Le marché financier marocain sous la loupe

Les  analystes du ministère de l’économie et des Finances réservent de grandes ambitions à notre système financier. Et comme le meilleur moyen de faire mieux c’est de se comparer au meilleur, le benchmark du système financier marocain, tracé par la Direction des études et prévisions financières ( DEPF), par rapport aux standards européens au-delà de faire le simple diagnostic du marché financier s’est montré plus que révélateur.
Objectivement, l’étude en question, élaborée sous le thème «pour une convergence accélérée vers les standards de l’Union Européenne», se veut le diagnostic poignant de la place financière. En effet, les analystes mettent en avant que «la comparaison avec les évolutions observées au niveau de certains pays émergents et en transition laisse entrevoir la persistance de certains gaps qui ne permettent pas à l’intermédiation financière dans notre pays de jouer pleinement son rôle de financement de l’économie».  Dans notre système financier, on ne se lasse pas de mettre en relief les avancées des banques en matière de prêts accordés. Ici, les analystes se sont basés sur le ratio de 72% représentant la part des prêts octroyés dans le PIB en 2007, pour souligner qu’il reste en deçà de ce qui est fait dans la zone euro ( 109,6%). Dans ce contexte, les raisons de cet écart résident dans «la sélectivité des établissements de crédits», puisque les banques s’inscrivent dans une logique de préservation du risque et font preuve de rude concurrence sur ce volet, ou alors se montrent réticentes lorsqu’il s’agit de financer le segment des PME.
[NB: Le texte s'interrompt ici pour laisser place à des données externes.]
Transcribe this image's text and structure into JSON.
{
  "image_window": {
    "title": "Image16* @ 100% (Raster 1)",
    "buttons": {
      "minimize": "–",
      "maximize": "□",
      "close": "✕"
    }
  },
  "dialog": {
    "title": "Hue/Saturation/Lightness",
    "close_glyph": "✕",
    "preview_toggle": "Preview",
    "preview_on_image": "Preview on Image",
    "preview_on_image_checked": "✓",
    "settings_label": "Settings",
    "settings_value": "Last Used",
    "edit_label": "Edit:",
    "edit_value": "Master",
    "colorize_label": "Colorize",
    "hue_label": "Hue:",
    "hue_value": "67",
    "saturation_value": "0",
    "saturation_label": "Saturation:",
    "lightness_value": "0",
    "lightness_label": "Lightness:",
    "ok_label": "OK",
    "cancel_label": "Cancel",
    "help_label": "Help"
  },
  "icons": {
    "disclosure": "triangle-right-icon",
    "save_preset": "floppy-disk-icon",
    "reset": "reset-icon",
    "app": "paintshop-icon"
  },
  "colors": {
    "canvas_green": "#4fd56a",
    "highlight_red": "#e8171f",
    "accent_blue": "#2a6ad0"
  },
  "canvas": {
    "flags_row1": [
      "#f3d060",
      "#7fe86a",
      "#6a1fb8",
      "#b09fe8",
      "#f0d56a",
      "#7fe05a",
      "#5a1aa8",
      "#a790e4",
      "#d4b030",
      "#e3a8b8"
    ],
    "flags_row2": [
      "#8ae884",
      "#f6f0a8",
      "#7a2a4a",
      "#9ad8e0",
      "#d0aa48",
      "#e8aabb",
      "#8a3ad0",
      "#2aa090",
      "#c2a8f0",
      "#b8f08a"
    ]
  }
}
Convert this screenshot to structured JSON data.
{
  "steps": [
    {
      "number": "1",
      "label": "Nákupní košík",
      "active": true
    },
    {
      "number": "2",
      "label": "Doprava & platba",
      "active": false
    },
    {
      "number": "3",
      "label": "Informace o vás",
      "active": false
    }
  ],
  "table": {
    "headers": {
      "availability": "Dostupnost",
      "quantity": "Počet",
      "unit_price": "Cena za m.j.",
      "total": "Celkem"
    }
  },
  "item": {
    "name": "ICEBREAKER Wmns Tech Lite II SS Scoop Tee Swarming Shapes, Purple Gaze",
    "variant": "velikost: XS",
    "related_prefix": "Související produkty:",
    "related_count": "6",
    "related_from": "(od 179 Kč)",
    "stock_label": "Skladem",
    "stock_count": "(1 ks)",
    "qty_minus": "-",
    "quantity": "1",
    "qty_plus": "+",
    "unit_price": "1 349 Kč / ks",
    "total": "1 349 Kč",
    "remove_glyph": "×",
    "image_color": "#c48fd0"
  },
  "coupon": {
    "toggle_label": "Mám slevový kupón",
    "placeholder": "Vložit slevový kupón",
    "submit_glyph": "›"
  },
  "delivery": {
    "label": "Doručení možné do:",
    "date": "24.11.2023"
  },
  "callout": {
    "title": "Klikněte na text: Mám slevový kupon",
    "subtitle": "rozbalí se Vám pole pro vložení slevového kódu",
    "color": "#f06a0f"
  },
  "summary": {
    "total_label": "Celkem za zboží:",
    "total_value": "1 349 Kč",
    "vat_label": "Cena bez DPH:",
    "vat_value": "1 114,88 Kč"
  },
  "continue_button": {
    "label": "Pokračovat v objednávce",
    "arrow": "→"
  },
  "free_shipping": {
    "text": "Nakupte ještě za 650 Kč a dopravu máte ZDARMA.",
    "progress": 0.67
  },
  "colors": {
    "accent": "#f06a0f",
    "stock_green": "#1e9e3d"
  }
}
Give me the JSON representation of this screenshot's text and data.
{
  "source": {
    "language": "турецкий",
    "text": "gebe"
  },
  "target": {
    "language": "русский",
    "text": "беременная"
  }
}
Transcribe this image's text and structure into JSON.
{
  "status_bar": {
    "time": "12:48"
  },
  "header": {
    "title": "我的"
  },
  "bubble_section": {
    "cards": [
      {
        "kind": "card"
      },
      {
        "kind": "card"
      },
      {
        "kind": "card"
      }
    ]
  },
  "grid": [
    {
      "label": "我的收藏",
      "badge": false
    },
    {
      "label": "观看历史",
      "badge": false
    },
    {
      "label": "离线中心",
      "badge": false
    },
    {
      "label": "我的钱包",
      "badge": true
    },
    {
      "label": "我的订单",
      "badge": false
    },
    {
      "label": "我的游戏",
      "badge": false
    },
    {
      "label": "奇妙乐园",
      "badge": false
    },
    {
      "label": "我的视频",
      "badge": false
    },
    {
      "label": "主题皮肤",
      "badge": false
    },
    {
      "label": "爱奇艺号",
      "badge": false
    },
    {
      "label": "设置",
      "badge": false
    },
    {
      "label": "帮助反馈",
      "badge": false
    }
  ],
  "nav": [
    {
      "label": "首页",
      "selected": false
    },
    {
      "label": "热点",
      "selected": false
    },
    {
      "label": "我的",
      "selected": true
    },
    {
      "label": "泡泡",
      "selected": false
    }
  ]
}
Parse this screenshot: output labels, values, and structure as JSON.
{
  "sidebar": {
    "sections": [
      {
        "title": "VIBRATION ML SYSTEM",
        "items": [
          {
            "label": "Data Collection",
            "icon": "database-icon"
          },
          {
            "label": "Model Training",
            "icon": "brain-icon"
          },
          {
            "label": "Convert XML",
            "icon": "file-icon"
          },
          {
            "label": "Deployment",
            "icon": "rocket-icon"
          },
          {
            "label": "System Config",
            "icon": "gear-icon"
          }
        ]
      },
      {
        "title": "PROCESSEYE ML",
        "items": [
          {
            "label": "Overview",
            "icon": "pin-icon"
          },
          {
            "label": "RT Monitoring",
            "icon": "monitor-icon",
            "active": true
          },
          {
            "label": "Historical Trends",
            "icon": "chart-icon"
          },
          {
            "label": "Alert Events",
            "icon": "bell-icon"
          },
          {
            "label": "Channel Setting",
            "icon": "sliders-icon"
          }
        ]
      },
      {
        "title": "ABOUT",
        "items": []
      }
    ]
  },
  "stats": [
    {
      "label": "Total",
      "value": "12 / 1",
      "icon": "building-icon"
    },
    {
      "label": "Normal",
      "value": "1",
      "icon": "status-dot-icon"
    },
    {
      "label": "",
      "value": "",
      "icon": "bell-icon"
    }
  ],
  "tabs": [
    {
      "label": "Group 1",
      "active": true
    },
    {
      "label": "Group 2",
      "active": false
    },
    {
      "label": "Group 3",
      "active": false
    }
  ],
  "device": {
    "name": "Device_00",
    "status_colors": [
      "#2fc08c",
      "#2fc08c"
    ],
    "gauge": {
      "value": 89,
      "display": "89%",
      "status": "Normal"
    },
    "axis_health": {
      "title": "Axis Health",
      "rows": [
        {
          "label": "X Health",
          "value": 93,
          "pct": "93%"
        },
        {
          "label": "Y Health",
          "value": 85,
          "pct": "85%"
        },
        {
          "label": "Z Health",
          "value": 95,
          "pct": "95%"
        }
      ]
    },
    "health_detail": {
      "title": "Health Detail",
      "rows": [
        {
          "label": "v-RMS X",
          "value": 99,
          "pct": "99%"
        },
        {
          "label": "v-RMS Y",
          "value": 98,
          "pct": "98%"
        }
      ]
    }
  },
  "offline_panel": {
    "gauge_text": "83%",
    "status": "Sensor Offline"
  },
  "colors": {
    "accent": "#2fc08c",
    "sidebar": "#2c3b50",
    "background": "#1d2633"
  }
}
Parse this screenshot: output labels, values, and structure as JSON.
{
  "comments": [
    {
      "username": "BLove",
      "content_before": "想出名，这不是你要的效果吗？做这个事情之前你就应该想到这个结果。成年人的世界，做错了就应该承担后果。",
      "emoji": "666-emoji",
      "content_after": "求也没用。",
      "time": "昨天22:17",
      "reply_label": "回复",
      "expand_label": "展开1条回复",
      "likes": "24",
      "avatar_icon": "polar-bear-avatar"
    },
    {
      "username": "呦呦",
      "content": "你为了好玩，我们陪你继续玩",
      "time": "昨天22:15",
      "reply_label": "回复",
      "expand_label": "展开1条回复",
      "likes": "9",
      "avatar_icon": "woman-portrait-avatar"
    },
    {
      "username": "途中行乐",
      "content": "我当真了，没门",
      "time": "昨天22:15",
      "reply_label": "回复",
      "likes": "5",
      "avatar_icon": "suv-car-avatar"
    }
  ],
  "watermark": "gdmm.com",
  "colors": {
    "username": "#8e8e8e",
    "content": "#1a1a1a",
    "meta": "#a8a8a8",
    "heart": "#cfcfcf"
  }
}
«Aussi, la préférence du système financier pour l’investissement dans les titres de dette publiques, particulièrement liquides et dont la qualité de la signature assure un risque quasiment nul, constitue-t-elle un facteur explicatif additionnel», explique-t-on.  En ligne de mire, également, le marché boursier. Celui-ci a été commenté comme affichant «un degré de concentration élevé», si on prend en compte les dix premières entreprises cotées qui polarisent un peu plus de 90% de la capitalisation boursière globale. En fait, il est principalement reproché à la sphère boursière marocaine de ne pas occuper plus de place dans le PIB (97% en 2007), comparativement à d’autres pays de la région MENA et d’Asie émergente. Par ailleurs, passant en revue les indicateurs de stabilité et d’efficience des banques marocaines, la DEPF note que dans une conjoncture marquée par une montée de la concurrence entre les établissements bancaires, mais aussi une baisse importante des taux d’intérêts «qui exercent une pression sur les marges d’intermédiation, ces institutions  disposent encore de  marges suffisantes. Ces marges devraient leur permettre de maintenir leur niveau de rentabilité, «vu qu’une grande partie des dépôts collectés n’est pas rémunérée, tandis que les perspectives de développement d’activités bancaires non-traditionnelles seraient de nature à conforter leurs revenus», explique la même source.
Au vu des aspects qui l’entourent, le marché financier se voit ainsi contraint de soulever certains défis en vue de renforcer son positionnement et sa convergence.
Ainsi, tel que les cite la DEPF, il s’agit, d’abord d’intensifier la concurrence sur le marché bancaire en passant par la modernisation du système bancaire public et peut-être même son ouverture sur les capitaux étrangers. En second lieu, la liquidité du marché boursier marocain, nettement en dessous des autres références, a besoin d’être revue pour améliorer la profondeur du marché boursier.
Sur ce point, les analystes jugent que «l’excès de liquidité du système bancaire empêche en effet une détermination efficiente des prix», exerçant une pression négative sur le marché interbancaire,  et causant une faible activité sur le marché secondaire des titres obligataires «avec la prévalence d’un comportement de conservation des titres en portefeuille jusqu’à maturité».
Le troisième objectif que doit se fixer la finance marocaine, c’est celui de l’accélération de la conformité aux principes de Bâle II, sachant que «les instances de contrôle gagneraient en efficience en renforçant leur coordination sur le plan national  et en développant un système efficient d’informations sur le risque», souligne-t-on.